ADDING some of your favorite spices to your meal would help reduce some of the harmful effects of fats in meals, according to a study.
Hamburgers, French fries, fried chicken and pork liempo are Filipinos’ favorites containing high fats and sodium.
Nutritionists found that coriander, cumin, thyme and parsley help counteracts some of the harmful effects of high-fat meals. Adding even one teaspoon of these spices to a recipe can have anti-inflammatory benefits, reducing the risk of cancer, diabetes or heart disease.
Researchers found that high-fat meals such as burgers, fried chicken and oil-based curries have less of a detrimental effect on the body if they're piled with spice.
The findings are good news for people who struggle to find the time to exercise or seldom eat healthier foods.
The participants in the study had at least one risk factor for cardiovascular disease, such as hypertension, an inactive lifestyle, high cholesterol or family history.
For the experiments, researchers used a special blend of basil, bay leaf, black pepper, cinnamon, coriander, cumin, ginger, oregano, parsley, red pepper, rosemary, thyme and turmeric.
In a random order, each participant ate three versions of a meal high in saturated fat and carbohydrates on three separate days – one with no added spice mix, one with two grams of spice mix and one with six grams (just over a teaspoon) of spice mix.
The research team drew blood samples before and after each meal hourly for four hours to measure the presence of inflammatory markers – biological characteristics that can appear as a result of harmful stimuli.
Inflammatory markers – such as C-reactive proteins and the enzyme myeloperoxidase – can be helpful in diagnosing specific diseases or for monitoring disease activity.
The research team also cultured the white blood cells, taken from the blood samples, in the lab, so they produced cytokines – proteins secreted by cells of the immune system.
Analysis showed inflammation was reduced after eating a meal with six grams of spices, compared to food with just two grams or no spice at all. Researchers explained that six grams is roughly equivalent to between one teaspoon and one tablespoon, depending on how the spices are dehydrated.

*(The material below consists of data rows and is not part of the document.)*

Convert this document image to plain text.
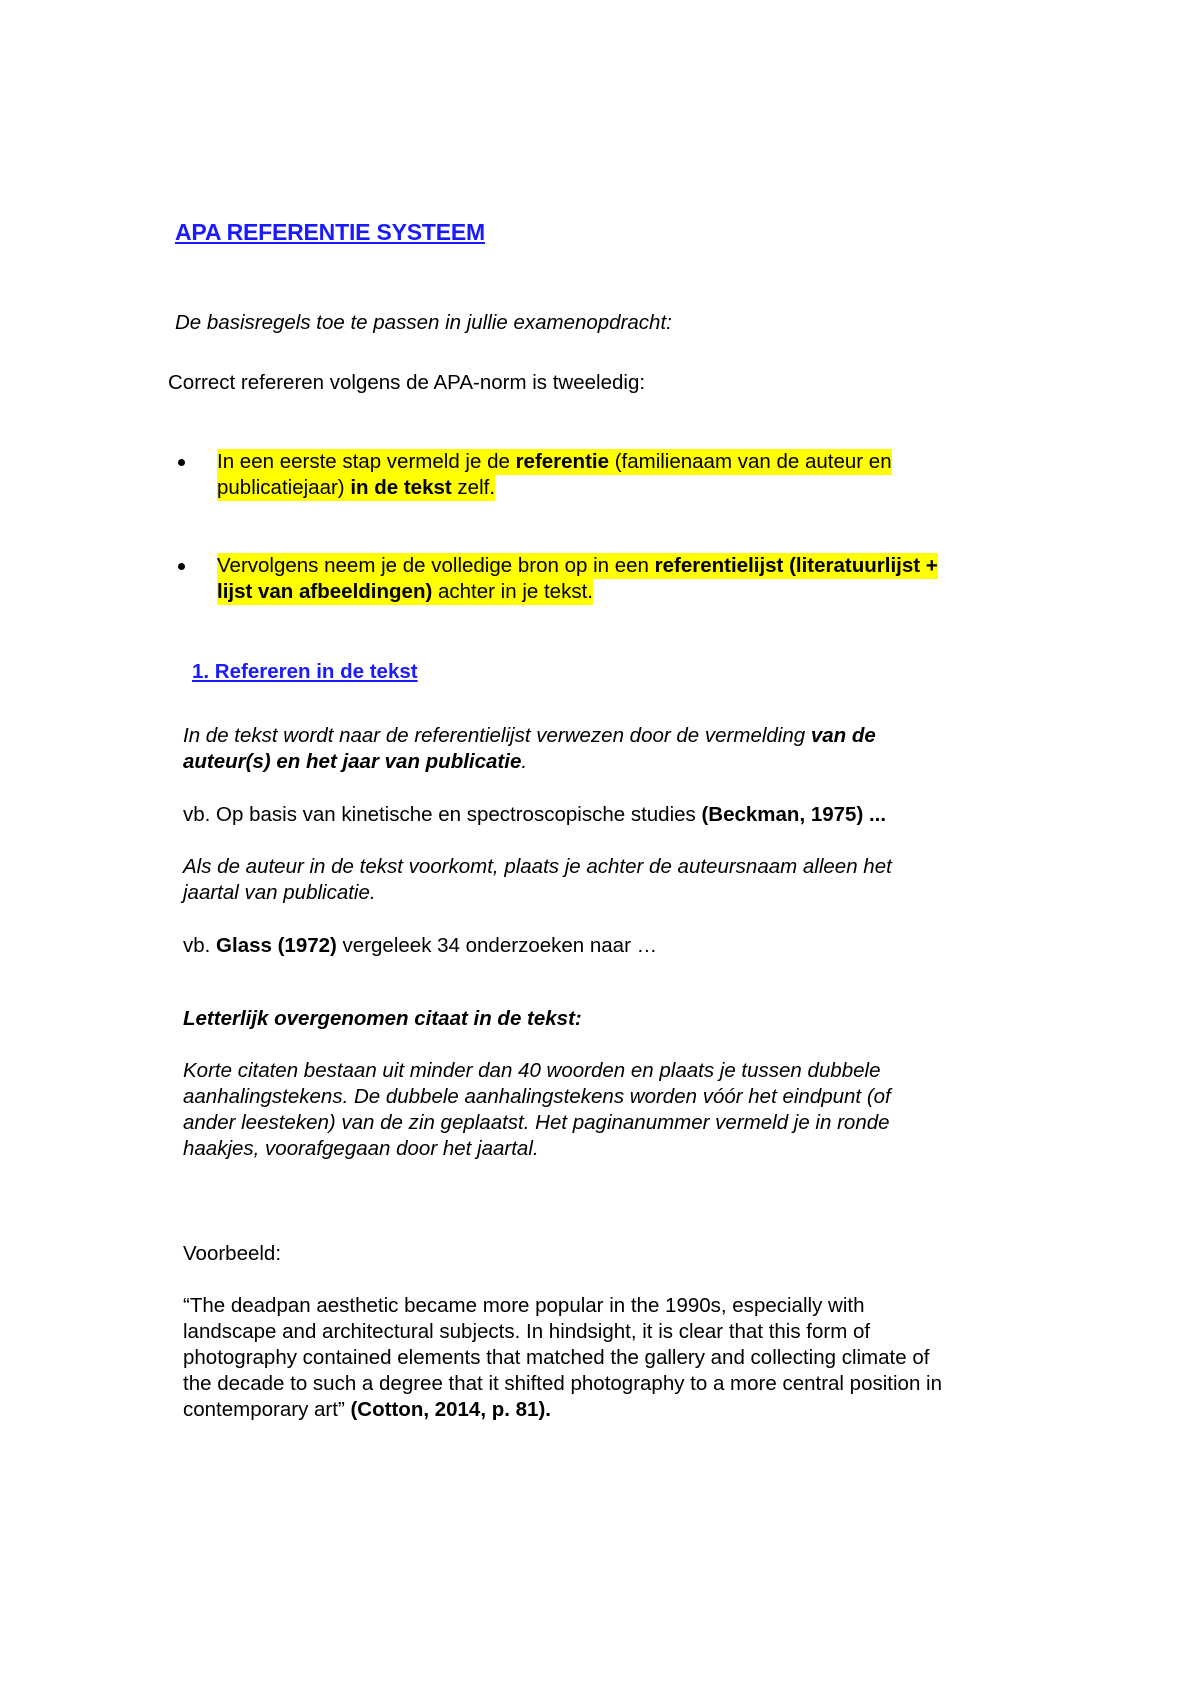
APA REFERENTIE SYSTEEM

De basisregels toe te passen in jullie examenopdracht:

Correct refereren volgens de APA-norm is tweeledig:

In een eerste stap vermeld je de referentie (familienaam van de auteur en
publicatiejaar) in de tekst zelf.
Vervolgens neem je de volledige bron op in een referentielijst (literatuurlijst +
lijst van afbeeldingen) achter in je tekst.
1. Refereren in de tekst

In de tekst wordt naar de referentielijst verwezen door de vermelding van de
auteur(s) en het jaar van publicatie.

vb. Op basis van kinetische en spectroscopische studies (Beckman, 1975) ...

Als de auteur in de tekst voorkomt, plaats je achter de auteursnaam alleen het
jaartal van publicatie.

vb. Glass (1972) vergeleek 34 onderzoeken naar …

Letterlijk overgenomen citaat in de tekst:

Korte citaten bestaan uit minder dan 40 woorden en plaats je tussen dubbele
aanhalingstekens. De dubbele aanhalingstekens worden vóór het eindpunt (of
ander leesteken) van de zin geplaatst. Het paginanummer vermeld je in ronde
haakjes, voorafgegaan door het jaartal.

Voorbeeld:

“The deadpan aesthetic became more popular in the 1990s, especially with
landscape and architectural subjects. In hindsight, it is clear that this form of
photography contained elements that matched the gallery and collecting climate of
the decade to such a degree that it shifted photography to a more central position in
contemporary art” (Cotton, 2014, p. 81).
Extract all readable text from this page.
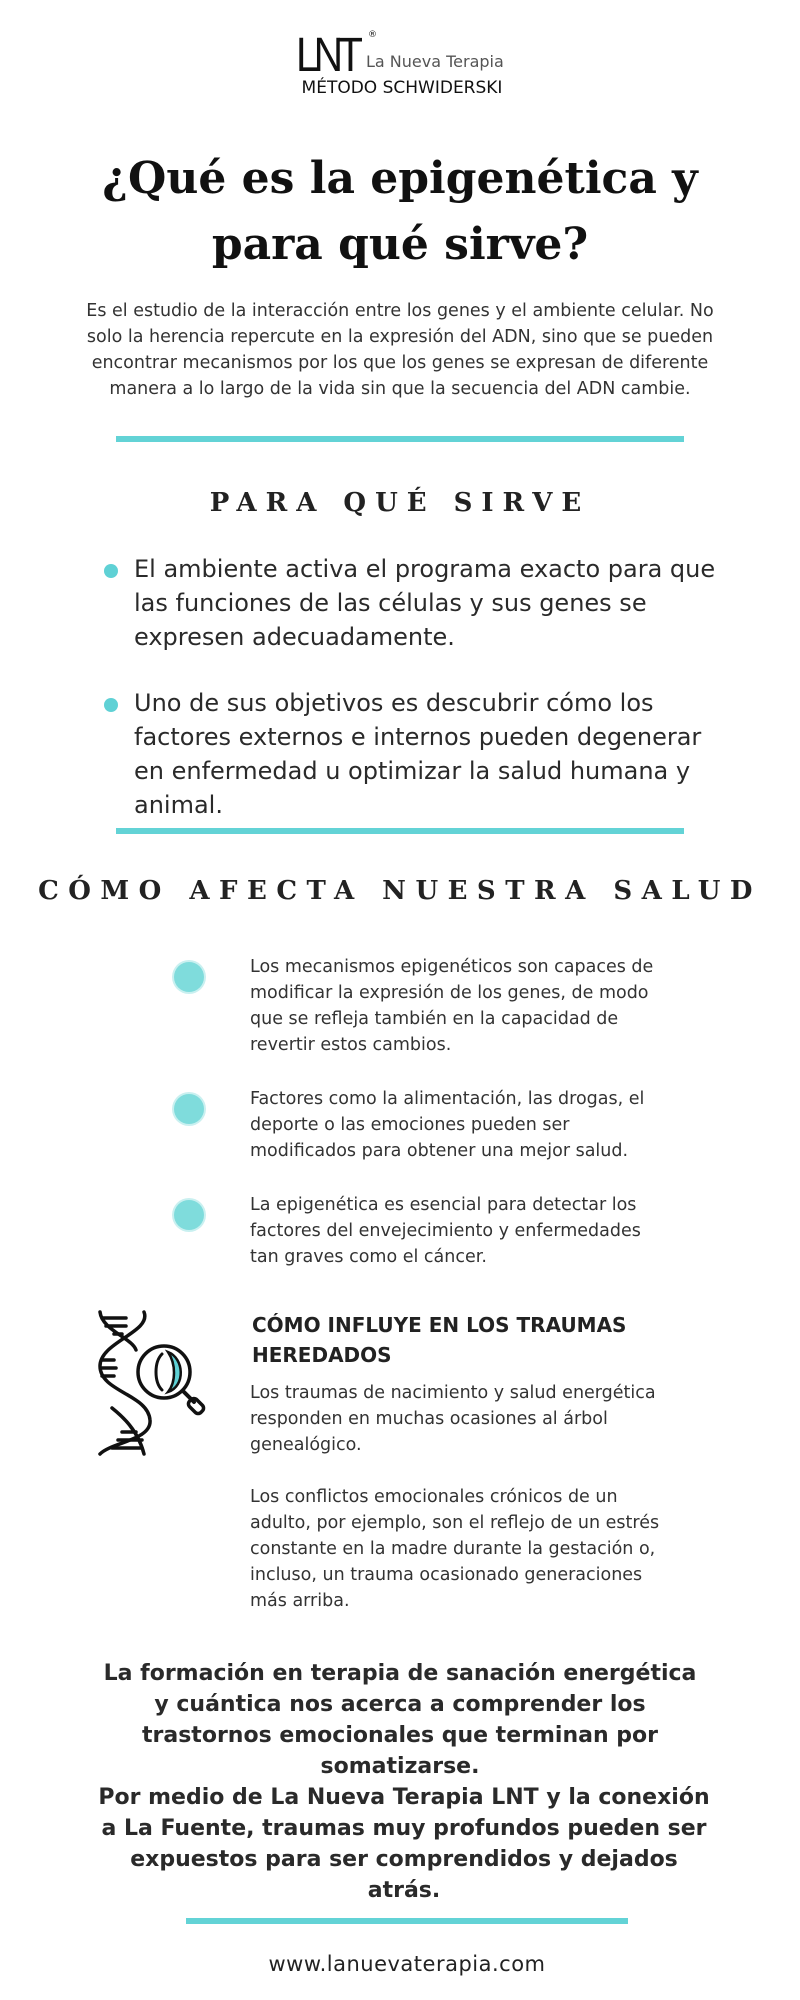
LNT ®
La Nueva Terapia
MÉTODO SCHWIDERSKI
¿Qué es la epigenética y para qué sirve?

Es el estudio de la interacción entre los genes y el ambiente celular. No solo la herencia repercute en la expresión del ADN, sino que se pueden encontrar mecanismos por los que los genes se expresan de diferente manera a lo largo de la vida sin que la secuencia del ADN cambie.

PARA QUÉ SIRVE

El ambiente activa el programa exacto para que las funciones de las células y sus genes se expresen adecuadamente.

Uno de sus objetivos es descubrir cómo los factores externos e internos pueden degenerar en enfermedad u optimizar la salud humana y animal.

CÓMO AFECTA NUESTRA SALUD

Los mecanismos epigenéticos son capaces de modificar la expresión de los genes, de modo que se refleja también en la capacidad de revertir estos cambios.

Factores como la alimentación, las drogas, el deporte o las emociones pueden ser modificados para obtener una mejor salud.

La epigenética es esencial para detectar los factores del envejecimiento y enfermedades tan graves como el cáncer.

CÓMO INFLUYE EN LOS TRAUMAS HEREDADOS

Los traumas de nacimiento y salud energética responden en muchas ocasiones al árbol genealógico.

Los conflictos emocionales crónicos de un adulto, por ejemplo, son el reflejo de un estrés constante en la madre durante la gestación o, incluso, un trauma ocasionado generaciones más arriba.

La formación en terapia de sanación energética y cuántica nos acerca a comprender los trastornos emocionales que terminan por somatizarse.

Por medio de La Nueva Terapia LNT y la conexión a La Fuente, traumas muy profundos pueden ser expuestos para ser comprendidos y dejados atrás.

www.lanuevaterapia.com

They found that the level of stimulated white blood cells was reduced by a whopping 13 to 14 per cent in 24 minutes after the meal containing six grams of spice mix was consumed, signifying a lower immune response.
It was not clear which of the 13 herbs and spices contributed to the effects or how exactly the mix lowered levels of inflammatory markers.
In another experiment using the same subjects, six grams of spices resulted in a smaller post-meal reduction of 'flow mediated dilation' in the blood vessels – a measure of blood vessel flexibility and sign of good blood vessel health.
In previous studies, scientists have found inflammation can spike after a person eats a meal high in fat or sugar.
It's not clear whether these shorts bursts – known as “acute inflammation” – can cause the more serious long-term “chronic inflammation”, which can actually easier to miss.
People who are overweight or obese are more prone to chronic inflammation.
Here’s a short glimpse of what these spices and herbs do:
* Basil. The plant leaves complement tomatoes in Italian dishes.
* Bay leaf (dahon ng laurel). Gives aroma on food and gives great depth to stocks.
* Black peppercorns. We usually add marinating and in adobo recipe.
* Cinnamon. The bark is usually used in savory and sweet dishes.
* Coriander. Referred to as “devil's herb” by some because it reportedly makes a meal taste like soap. Its roots and stems are just as flavorful as the leaves.
* Cumin. It gives a distinctive spicy aroma to curries and chillis.
* Ginger. Makes dishes savory and sweet.
* Oregano. From the mint family, it’s a staple in Italian cuisine.
* Parsley. Flat or curly with a fresh grass-like flavor.
* Red pepper
* Rosemary. This herb is usually added in casseroles, stews and red meats.
* Thyme. This evergreen herb is good in chicken and lemon dishes.
* Turmeric. The crushed root adds warm and bitter taste.